Entre aplausos me giré y fui hacia el coche, que había aparcado unas calles más abajo. No me gustaba retrasarme al llegar a casa. Tenía toda mi agenda programada y odiaba que cambiaran mis planes y se fuera todo al traste. Arranqué el coche y conduje hacia casa. A medida que iba llegando, mi pulso se iba acelerando, las manos me sudaban y miles de escalofríos me recorrían la columna vertebral. Siempre que llegaba a casa me sucedía. Aparqué en mi plaza de parking procurando que mi coche dejara salir al que tenía a la derecha. Cogí rápidamente las llaves de casa y subí por el ascensor.

-Hola, amor mío-dije al entrar en casa con voz dulce.

-¿Dónde has estado?-preguntó mi marido.

-En la convención de feminismo que te dije.-expliqué mientras dejaba el bolso al lado de la entrada y me dirigía hacia mi marido, en el otro lado de la sala.

-¿Al final fuiste?-preguntó. Parecía molesto.-Te dije que no quería que fueras. Te lo borré de la agenda.

-Ya lo sé, precioso, pero me hacía mucha ilusión ir y pensé que no te molestaría.

-Tú no piensas.
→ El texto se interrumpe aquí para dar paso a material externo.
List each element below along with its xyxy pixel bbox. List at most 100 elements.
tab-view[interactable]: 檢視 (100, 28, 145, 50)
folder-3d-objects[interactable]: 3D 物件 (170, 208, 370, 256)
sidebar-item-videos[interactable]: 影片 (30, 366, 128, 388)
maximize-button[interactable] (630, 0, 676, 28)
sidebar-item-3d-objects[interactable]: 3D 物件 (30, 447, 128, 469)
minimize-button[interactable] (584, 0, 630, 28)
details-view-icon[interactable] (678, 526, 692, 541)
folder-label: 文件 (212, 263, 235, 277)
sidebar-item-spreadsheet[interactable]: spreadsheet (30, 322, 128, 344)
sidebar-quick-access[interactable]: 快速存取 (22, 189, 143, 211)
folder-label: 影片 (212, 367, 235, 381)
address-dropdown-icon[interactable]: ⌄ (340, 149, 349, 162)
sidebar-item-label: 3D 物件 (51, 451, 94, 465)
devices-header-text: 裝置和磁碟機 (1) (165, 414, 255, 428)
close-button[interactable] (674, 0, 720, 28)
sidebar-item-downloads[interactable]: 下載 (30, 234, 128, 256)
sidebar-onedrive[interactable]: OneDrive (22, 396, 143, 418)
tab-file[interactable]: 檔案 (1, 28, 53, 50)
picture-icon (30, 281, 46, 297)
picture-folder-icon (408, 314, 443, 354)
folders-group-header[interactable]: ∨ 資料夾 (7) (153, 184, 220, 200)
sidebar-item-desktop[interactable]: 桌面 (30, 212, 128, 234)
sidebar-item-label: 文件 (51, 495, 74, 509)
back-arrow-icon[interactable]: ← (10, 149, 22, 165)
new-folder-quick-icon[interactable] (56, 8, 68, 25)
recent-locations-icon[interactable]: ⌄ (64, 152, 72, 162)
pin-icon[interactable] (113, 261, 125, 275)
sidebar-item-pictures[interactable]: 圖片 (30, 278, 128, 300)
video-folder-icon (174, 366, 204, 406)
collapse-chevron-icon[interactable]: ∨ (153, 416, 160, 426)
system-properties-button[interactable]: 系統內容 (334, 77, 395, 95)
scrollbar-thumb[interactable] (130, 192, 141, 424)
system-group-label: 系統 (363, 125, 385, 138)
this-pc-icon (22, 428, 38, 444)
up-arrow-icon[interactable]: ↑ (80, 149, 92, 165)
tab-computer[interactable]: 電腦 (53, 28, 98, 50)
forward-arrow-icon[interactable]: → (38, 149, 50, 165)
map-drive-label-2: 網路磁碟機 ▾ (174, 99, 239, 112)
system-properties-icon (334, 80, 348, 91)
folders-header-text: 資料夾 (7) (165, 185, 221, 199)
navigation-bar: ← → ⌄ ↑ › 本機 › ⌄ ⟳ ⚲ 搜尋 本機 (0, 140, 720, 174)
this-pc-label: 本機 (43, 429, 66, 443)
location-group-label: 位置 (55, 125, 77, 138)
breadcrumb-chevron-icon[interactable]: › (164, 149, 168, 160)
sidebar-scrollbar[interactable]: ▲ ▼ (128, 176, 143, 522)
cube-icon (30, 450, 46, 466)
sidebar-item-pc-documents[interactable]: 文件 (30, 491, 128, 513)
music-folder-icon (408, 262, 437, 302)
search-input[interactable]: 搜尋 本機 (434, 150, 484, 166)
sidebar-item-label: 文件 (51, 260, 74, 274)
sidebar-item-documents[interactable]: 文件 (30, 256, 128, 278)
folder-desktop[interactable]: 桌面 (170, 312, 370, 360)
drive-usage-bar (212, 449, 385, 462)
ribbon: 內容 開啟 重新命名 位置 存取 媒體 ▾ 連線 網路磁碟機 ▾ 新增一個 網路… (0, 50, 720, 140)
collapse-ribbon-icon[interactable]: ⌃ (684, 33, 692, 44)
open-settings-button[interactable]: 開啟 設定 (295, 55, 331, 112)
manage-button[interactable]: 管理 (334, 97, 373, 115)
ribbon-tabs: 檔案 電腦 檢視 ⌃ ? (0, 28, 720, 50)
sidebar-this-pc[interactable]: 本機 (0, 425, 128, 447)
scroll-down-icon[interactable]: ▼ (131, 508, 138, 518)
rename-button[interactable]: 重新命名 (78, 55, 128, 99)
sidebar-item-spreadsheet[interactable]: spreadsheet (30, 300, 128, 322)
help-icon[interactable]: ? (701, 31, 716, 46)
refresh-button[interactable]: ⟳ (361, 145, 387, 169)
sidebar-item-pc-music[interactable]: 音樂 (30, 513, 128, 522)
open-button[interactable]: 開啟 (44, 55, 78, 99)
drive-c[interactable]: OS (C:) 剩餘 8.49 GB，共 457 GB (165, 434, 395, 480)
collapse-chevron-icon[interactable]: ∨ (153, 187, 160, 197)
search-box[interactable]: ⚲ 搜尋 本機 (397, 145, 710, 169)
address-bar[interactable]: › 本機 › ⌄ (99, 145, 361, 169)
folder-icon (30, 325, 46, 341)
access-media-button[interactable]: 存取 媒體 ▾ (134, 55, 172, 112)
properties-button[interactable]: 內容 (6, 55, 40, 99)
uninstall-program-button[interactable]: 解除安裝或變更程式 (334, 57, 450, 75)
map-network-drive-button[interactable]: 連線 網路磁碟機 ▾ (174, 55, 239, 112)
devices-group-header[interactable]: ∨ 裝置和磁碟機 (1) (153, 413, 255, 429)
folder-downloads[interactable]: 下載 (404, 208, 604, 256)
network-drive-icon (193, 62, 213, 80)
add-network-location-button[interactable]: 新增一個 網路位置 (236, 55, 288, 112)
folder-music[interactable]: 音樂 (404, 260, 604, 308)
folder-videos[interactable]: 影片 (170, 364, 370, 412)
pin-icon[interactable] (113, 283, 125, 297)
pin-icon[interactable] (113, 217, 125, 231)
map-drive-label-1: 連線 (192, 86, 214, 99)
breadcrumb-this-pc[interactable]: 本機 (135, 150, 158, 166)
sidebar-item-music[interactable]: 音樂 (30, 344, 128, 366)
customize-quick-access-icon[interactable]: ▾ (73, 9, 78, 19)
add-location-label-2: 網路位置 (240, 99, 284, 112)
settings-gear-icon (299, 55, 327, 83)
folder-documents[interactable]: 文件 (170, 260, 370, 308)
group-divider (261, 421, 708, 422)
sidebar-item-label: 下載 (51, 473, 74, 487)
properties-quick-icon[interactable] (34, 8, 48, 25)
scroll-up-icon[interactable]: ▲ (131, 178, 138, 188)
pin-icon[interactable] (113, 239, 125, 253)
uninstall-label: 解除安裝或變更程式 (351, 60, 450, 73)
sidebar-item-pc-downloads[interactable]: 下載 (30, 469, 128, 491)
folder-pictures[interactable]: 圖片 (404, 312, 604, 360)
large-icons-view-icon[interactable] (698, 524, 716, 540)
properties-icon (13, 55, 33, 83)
Aquí el que piensa y decide soy yo-declaró muy exaltado.

-Pero creí…-murmuré

Había despertado a la bestia. Se acercó a mí con su peor cara de enfado y me dio una bofetada. Me giré y coloqué la mano en mi mejilla. Ya volvía a pasar, era la misma sensación de siempre: algo se revolvía en mi barriga y subía a través del esófago, un fuego interno que me quemaba. Volví a mirarle, como hacía siempre, dispuesta a decirle algo. Abrí la boca y lo único que conseguí decir fue:

-No te atre…

Otra bofetada. Esta vez en la otra mejilla. El fuego que sentía subió hasta las mejillas, encendiéndolas y luego hasta los ojos fundiéndose en lágrimas. Rompí a llorar, como cada vez que aquello sucedía. Mi marido me empezó a apalear mientras decía “se nota que eres una mujer. Eres débil como todas las demás. No sé por qué me casé contigo”. Me dejó casi inconsciente en el suelo y se largó al bar con sus amigos. Sabía que vivía sometida a él pero no me atrevía a decirle nada porque el resultado siempre era una paliza.

Me intenté levantar a duras penas para coger el móvil que estaba tirado en la otra punta del salón. Cuando apoyé el peso en el pie derecho, un gemido de dolor se escapó de mi boca. La mejor solución era arrastrarse. Repté por el suelo hasta donde había dejado mi bolso y cogí el móvil. La pantalla estaba rota, resultado de otra de las rabietas de Juan, mi marido. Busqué en la agenda el número de mi hermana y llamé.

-¿Hola?

-Claudia, dile a tu madre que se ponga.-no tenía tiempo para preguntarle por el colegio. Tenía catorce años; era suficientemente mayor para entenderlo.

-¿Qué pasa, tía?

Rompí a llorar de nuevo y lo entendió todo. No era la primera vez que pasaba. Así que después de un breve “ahora se pone” pude hablar con mi hermana y decirle que viniera a ayudarme. Ella muy angustiada dijo que ya venía y colgó.

Al cabo de un rato escuché un ruido de llaves y la puerta abriéndose. Momentos después, mi sobrina Claudia estaba allí dispuesta a ayudarme.

Me curó las heridas con el botiquín que teníamos en casa y me trajo unas muletas para llevarme al ambulatorio que había debajo de mi casa. Cuando estábamos listas para irnos vino Juan borracho. Recuerdo ese momento como el más increíble de mi vida: Juan empujó a Claudia contra la pared y me pegó otra patada en el pie bueno. Caí al suelo y desde allí pude ver cómo la pequeña gran Claudia cogía el bate de béisbol que había traído y golpeaba a Juan muy fuertemente hasta dejarle semi-inconsciente. Me ayudó a levantarme y salimos corriendo mientras marcaba el 016.



Gracias a ella hoy puedo contar esta historia. Estoy segura de que si no hubiera estado ella, no hubiera sobrevivido. Sin saberlo, con su bate de béisbol echó a mis peores pesadillas y me abrió un mundo lleno de sueños.